Читать «Все течёт» онлайн - страница 81
Василий Семёнович Гроссман
Достоевский считал всечеловечность, стремление к всечеловеческому слиянию истинной основой русской души.
Русский двадцатый век любит повторять те предсказания, что сделали о нем мыслители и пророки России в веке девятнадцатом, – Гоголь, Чаадаев, Белинский, Достоевский.
Да и кто не любил бы повторять о себе подобное…
Пророки девятнадцатого века предсказывали, что в будущем русские станут во главе духовного развития не только европейских народов, но и народов всего мира.
Не о военной славе русских, а о славе русского сердца, русской веры и русского примера говорили предсказатели.

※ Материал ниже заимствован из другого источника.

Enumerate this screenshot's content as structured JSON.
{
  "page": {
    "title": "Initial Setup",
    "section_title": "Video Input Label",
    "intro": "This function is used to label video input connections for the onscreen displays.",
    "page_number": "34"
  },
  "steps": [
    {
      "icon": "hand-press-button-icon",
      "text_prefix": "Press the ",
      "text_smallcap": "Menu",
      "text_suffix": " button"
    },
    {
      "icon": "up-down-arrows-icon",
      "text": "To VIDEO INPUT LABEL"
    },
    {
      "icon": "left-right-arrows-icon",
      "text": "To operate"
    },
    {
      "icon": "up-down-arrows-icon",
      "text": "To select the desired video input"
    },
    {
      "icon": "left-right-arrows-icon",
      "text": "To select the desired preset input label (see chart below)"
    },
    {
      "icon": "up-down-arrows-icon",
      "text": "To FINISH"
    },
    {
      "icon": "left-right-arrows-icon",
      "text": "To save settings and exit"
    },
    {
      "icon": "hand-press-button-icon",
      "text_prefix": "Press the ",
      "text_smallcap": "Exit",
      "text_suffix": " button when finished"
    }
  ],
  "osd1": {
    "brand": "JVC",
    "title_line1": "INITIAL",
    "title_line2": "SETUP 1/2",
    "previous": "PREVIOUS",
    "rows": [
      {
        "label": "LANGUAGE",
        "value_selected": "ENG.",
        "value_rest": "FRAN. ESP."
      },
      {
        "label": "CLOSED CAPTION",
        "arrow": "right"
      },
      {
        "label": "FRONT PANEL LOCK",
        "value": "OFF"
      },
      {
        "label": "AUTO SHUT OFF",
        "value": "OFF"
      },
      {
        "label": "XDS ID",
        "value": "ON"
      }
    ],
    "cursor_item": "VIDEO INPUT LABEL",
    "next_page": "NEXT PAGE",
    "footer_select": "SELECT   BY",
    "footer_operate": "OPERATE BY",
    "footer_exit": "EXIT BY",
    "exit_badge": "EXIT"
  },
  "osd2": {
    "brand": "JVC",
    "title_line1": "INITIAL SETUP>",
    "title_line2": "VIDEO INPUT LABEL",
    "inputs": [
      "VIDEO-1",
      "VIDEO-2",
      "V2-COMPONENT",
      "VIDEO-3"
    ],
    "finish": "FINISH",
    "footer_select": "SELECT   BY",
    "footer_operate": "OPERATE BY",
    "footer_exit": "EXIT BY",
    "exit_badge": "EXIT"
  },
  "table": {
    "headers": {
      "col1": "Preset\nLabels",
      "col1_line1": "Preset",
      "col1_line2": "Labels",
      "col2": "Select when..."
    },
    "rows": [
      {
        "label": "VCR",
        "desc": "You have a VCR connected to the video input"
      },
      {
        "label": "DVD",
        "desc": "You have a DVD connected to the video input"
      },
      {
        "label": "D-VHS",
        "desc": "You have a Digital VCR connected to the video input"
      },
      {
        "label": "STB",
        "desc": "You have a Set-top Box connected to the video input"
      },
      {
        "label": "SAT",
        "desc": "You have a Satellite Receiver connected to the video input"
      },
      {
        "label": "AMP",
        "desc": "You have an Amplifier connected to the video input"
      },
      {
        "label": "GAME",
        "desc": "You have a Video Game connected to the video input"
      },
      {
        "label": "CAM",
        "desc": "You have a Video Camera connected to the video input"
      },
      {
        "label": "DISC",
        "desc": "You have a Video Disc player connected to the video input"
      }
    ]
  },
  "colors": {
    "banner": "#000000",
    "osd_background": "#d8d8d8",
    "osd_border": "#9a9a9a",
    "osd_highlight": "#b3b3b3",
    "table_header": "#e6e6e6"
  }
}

«Птица тройка…» «Русской душе, всечеловеческой и всесоединяющей, вместить в нее с братской любовью всех наших братьев, а в конце концов, может быть, и изречь окончательное слово великой общей гармонии, братского окончательного согласия всех племен по Христову евангельскому закону…» «Тогда мы естественно займем свое место среди народов, которым предназначено действовать в человечестве не только в качестве таранов, но и в качестве идей» «Не так ли и ты, Русь, что бойкая необгонимая тройка, несешься? Дымом дымится под тобой дорога, гремят мосты…»
И тут же Чаадаев гениально различил поразительную черту русской истории: «…колоссальный факт постепенного закрепощения нашего крестьянства, представляющий собой не что иное, как строго логическое следствие нашей истории».
Неумолимое подавление личности неотступно сопутствовало тысячелетней истории русских. Холопское подчинение личности государю и государству. Да, и эти черты видели, признавали пророки России.
И вот наряду с подавлением человека князем, помещиком, государем и государством – пророки России сознавали невиданную западным миром чистоту, глубину, ясность, Христову силу души русского человека. Ей, русской душе, и пророчили пророки великое и светлое будущее. Они сходились на том, что в душе русских идея христианства воплощена в безгосударственной, аскетической, византийской, антизападной форме, и что силы, присущие русской народной душе, выразят себя в мощном воздействии на европейские народы, очистят, преобразуют, осветят в духе братства жизнь западного мира, и что западный мир доверчиво и радостно пойдет за русским всечеловеком. Эти пророчества сильнейших умов и сердец России обхединялись одной общей им роковой чертой. Все они видели силу русской души, прозревали ее значение для мира, но не видели они, что особенности русской души рождены несвободой, что русская душа – тысячелетняя раба. Что даст миру тысячелетняя раба, пусть и ставшая всесильной?
И вот девятнадцатый век, казалось, приблизил наконец время, предсказанное пророками России, время, когда Россия, столь восприимчивая к чужой проповеди и к чужому примеру, жадно поглощавшая и всасывавшая чужие духовные влияния, сама готовила себя к воздействию на мир.
Сто лет Россия впитывала в себя заносную идею свободы. Сто лет пила Россия устами Пестеля, Рылеева, Герцена, Чернышевского, Лаврова, Бакунина, устами писателей своих, мученическими устами Желябова, Софьи Перовской, Тимофея Михайлова, Кибальчича, устами Плеханова, Кропоткина, Михайловского, устами Сазонова и Каляева, устами Ленина, Мартова, Чернова, устами своей разночинной интеллигенции, своего студенчества, своих передовых рабочих – мысль философов и мыслителей западной свободы. Эту мысль несли книги, кафедры университетов, гейдельбергские и парижские студенты, ее несли сапоги бонапартовых солдат, ее несли инженеры и просвещенные купцы, ее несла служивая западная беднота, чье чувство человеческого достоинства вызывало завистливое удивление русских князей.